Some basic commands can often play a big role in protecting network security. The functions of the following commands are very prominent.
detect network connection
If you suspect that your computer Trojan installed by others, or a virus, but there is no perfect tool for hand detection is not really such a thing happen , you can use the Windows network command to see who is connecting to your computer. The specific command format is: netstat-an This command can see all the IPs that are connected to the local computer. It contains four parts - proto (connection mode), localaddress (local connection address), foreign address (and local connection). Address), state (current port status). With the details of this command, we can fully monitor the connection on the computer to achieve the purpose of controlling the computer.
we at the command prompt type the following: netstat-a show currently open on your computer all the ports, netstat-se a more detailed display of your network information, including TCP, UDP, ICMP, and IP Statistics may have been seen by everyone. Have you ever thought about the level of understanding of Vista, Windows 7 display protocol statistics and current TCP/IP network connection knowledge?
netstat command is used as follows (Note: where the press has order a-b) -
NETSTAT: Vista /Windows7 display protocol statistics and the current TCP /IP network connection. Netstat can be run directly without parameters, as shown:
NETSTAT [-a] [- b] [- e] [- f] [- n] [- o] [- pproto] [- r] [-s] [- t] [interval]
-a Show all connections and listening ports.
-b-executable program according to the display when creating each connection or listening port. In some cases, known executables carrying a plurality of separate components, in these cases, the display component creating
sequence involved in the connection or listening port. In this case, the name of the executable is at the bottom [], and the component it calls is at the top until it reaches TCP/IP. Note that this option
items can be time consuming, and may fail when you do not have sufficient permissions.
-e Displays Ethernet statistics. This option can be combined with the -s option.
-f show the external address fully qualified domain name (FQDN).
-n display addresses and port numbers in digital form.
-o displays the process ID associated with each connection to have.
-pproto display connected proto specified protocol; proto may be any of the following: TCP, UDP, TCPv6 or UDPv6. If used with the -s option to display statistics for each protocol, proto can be any of the following: IP, IPv6, ICMP, ICMPv6, TCP, TCPv6, UDP, or UDPv6.
-r Displays the routing table.
-s to display statistics for each protocol. By default, statistics for IP, IPv6, ICMP, ICMPv6, TCP, TCPv6, UDP, and UDPv6 are displayed; the -p option can be used to specify the subnet to be recognized.
-t displays the current connection unloaded state.
interval seconds between re-display the selected statistics, each show was paused. Press CTRL+C to stop redisplaying the statistics.

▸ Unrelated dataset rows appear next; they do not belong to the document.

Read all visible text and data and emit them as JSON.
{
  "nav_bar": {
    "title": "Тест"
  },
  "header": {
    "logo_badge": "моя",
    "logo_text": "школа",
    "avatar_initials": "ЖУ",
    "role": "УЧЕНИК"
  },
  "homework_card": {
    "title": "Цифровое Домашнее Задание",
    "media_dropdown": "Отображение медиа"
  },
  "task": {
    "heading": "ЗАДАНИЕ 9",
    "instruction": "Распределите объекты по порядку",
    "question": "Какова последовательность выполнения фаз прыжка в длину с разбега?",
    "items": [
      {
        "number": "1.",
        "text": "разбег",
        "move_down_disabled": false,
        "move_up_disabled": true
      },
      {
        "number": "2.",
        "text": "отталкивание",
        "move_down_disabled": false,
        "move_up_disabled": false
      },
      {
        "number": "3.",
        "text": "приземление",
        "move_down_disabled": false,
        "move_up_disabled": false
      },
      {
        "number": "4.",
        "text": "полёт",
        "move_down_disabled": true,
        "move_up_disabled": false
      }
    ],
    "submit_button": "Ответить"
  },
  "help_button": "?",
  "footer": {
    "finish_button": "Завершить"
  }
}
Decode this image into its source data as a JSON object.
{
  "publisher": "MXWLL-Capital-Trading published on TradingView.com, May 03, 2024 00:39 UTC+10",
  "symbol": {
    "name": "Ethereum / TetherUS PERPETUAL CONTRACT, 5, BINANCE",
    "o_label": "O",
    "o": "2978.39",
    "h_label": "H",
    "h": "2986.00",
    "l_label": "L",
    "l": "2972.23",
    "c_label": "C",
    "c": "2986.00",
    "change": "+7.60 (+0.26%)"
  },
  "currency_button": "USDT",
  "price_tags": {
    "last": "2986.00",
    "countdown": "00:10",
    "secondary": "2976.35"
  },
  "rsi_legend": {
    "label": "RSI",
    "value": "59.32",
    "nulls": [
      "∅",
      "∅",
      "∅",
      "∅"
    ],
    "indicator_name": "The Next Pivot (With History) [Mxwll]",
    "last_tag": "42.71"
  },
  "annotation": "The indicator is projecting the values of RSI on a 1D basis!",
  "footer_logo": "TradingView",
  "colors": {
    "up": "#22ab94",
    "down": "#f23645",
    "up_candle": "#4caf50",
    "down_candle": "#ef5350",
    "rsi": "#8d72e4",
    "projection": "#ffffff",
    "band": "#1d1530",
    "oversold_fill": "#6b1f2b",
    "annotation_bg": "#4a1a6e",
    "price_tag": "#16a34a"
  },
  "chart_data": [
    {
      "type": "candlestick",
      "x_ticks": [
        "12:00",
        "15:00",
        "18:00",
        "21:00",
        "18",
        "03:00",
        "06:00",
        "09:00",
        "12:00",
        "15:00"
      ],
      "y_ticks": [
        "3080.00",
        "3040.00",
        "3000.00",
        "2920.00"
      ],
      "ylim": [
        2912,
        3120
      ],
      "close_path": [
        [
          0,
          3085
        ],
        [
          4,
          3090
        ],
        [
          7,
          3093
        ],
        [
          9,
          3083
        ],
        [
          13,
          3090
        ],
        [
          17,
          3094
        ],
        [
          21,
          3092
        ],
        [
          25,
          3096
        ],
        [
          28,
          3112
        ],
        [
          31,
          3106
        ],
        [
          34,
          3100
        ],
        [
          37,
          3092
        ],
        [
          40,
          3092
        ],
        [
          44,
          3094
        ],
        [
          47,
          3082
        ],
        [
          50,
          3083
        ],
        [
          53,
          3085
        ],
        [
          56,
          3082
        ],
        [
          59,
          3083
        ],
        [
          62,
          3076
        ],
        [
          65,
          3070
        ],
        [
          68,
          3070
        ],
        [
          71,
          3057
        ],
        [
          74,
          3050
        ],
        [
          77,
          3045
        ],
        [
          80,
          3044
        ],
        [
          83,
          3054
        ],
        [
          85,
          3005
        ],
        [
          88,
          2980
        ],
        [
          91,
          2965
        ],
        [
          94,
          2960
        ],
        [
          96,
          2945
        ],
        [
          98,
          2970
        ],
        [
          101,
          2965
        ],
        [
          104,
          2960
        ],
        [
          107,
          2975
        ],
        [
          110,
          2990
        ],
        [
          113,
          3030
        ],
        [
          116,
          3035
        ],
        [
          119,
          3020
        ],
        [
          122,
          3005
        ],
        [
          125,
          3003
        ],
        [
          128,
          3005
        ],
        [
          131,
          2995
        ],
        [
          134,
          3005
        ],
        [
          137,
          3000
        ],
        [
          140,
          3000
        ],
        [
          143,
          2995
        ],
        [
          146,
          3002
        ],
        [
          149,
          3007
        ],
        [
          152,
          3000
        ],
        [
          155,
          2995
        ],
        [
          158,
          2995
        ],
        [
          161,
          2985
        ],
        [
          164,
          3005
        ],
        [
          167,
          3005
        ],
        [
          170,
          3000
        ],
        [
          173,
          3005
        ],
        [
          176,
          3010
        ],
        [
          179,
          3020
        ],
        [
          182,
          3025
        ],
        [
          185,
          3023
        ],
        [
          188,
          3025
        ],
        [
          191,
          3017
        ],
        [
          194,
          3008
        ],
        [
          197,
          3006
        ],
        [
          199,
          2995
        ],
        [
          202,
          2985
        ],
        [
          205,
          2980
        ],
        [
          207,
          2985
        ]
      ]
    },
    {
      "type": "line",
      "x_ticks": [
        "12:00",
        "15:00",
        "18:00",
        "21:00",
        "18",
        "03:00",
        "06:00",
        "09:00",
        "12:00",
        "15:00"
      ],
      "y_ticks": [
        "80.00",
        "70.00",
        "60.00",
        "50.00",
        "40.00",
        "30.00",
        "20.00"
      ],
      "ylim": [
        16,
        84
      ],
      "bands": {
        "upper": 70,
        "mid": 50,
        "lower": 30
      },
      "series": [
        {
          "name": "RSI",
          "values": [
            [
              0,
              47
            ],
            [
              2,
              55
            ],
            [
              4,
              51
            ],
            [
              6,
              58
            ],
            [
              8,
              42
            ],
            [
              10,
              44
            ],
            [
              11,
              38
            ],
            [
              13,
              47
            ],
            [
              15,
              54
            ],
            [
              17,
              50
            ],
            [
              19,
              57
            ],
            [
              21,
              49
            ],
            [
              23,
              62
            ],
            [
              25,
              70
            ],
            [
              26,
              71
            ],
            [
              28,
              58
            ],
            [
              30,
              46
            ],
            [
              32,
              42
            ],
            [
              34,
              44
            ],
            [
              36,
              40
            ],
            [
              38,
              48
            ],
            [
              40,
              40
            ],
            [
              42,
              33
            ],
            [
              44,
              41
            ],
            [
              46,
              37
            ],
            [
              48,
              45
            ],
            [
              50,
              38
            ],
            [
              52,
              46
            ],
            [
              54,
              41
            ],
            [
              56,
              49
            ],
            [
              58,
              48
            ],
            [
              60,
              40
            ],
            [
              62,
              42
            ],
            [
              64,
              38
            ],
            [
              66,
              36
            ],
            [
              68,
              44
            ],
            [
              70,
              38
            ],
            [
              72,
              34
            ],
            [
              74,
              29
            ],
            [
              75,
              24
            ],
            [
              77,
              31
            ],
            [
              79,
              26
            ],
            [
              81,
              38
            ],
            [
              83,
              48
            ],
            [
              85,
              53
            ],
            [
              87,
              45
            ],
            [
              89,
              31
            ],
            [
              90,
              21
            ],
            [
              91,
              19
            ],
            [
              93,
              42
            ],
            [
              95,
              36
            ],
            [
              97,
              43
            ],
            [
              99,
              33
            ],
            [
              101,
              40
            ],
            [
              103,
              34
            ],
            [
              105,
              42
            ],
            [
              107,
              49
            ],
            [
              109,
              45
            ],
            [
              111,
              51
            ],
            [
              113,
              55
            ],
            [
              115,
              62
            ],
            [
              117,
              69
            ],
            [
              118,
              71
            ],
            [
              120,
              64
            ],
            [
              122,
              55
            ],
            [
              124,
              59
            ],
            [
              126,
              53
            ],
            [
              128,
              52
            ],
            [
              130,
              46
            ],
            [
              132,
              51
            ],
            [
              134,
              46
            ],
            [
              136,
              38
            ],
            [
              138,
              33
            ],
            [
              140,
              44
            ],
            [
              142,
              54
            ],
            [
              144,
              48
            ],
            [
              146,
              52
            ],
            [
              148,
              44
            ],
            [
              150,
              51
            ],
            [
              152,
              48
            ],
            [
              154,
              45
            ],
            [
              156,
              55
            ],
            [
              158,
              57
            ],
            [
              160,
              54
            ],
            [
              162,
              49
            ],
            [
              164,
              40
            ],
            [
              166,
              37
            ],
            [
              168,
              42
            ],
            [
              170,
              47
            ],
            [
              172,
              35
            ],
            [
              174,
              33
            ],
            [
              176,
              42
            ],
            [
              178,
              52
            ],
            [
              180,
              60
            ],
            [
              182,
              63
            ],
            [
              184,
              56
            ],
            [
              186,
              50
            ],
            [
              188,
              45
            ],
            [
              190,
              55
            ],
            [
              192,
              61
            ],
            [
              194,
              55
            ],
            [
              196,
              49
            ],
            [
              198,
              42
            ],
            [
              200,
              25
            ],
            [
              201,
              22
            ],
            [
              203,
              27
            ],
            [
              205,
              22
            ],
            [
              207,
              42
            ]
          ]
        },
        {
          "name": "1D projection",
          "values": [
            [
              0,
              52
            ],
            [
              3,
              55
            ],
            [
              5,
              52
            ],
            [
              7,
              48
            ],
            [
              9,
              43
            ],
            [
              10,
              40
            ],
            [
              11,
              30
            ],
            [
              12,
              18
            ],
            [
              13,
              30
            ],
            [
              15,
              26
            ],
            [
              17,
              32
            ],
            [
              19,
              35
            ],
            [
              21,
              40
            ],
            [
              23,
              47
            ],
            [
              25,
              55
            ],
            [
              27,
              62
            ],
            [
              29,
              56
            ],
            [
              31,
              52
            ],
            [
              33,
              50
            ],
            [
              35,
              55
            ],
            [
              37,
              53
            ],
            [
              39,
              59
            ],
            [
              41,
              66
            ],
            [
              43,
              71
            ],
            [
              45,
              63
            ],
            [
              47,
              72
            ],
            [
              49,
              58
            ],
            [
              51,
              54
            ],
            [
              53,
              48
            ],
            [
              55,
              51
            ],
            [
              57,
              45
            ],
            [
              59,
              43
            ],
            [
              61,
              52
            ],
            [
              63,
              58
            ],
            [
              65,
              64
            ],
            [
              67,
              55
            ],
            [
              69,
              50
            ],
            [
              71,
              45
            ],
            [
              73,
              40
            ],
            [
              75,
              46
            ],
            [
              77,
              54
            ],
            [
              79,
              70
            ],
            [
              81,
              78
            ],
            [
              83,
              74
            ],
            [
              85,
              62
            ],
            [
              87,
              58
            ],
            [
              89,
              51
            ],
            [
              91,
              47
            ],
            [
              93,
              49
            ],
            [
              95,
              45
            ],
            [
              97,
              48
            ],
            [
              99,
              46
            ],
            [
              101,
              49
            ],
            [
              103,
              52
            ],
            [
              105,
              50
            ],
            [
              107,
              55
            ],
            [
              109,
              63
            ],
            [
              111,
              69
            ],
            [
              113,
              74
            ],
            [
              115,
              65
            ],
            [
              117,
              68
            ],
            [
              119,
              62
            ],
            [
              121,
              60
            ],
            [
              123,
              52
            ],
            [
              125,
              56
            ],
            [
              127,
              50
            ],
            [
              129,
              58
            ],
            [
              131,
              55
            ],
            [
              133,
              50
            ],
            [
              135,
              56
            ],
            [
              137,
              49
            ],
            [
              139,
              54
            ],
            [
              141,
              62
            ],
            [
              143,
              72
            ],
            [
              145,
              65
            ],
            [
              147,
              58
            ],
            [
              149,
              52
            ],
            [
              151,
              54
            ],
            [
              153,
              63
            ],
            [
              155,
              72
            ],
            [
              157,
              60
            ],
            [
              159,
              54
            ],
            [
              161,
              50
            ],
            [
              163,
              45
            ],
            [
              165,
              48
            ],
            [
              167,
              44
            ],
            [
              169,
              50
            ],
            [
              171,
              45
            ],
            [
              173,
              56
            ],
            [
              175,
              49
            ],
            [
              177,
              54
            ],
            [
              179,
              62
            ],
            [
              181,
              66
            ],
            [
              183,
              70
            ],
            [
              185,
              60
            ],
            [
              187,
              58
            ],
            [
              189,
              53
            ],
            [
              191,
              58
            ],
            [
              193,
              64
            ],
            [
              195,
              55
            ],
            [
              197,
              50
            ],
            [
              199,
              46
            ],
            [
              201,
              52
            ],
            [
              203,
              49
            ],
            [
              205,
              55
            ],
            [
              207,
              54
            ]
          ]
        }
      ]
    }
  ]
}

disabled unknown service Many friends in one day after a system restart will find the computer slows down, this time is likely to be other people through the invasion of your computer you open a special Some kind of service, such as IIS information service. You can use "netstart" to check what services are open in the system. If you find a service that is not open to you, we can disable the service in a targeted manner. The method is to directly enter "netstart" to view the service, and then use "netstopserver" to disable the service.
easily check account
for a long time, very much like a malicious attacker to use cloning methods to control the account on your computer. The method they use is to activate the default account in a system, but this account is not used often, and then use the tool to promote this account to administrator privileges. On the surface, this account is still the same as the original, but this clone The account is the biggest security risk in the system. A malicious attacker can control your computer arbitrarily through this account. To avoid this, you can test your account in a very simple way.
first enter the command line netuser, to see some of what the user on the computer, and then use the "netuser + user name" View this user belongs to any authority, usually in addition to Administrator is the administrators group, the other is not! If you find that a user built into the system belongs to the administrators group, it is almost certain that you have been compromised, and someone else has cloned the account on your computer. Use "netuser username/del" to delete this user!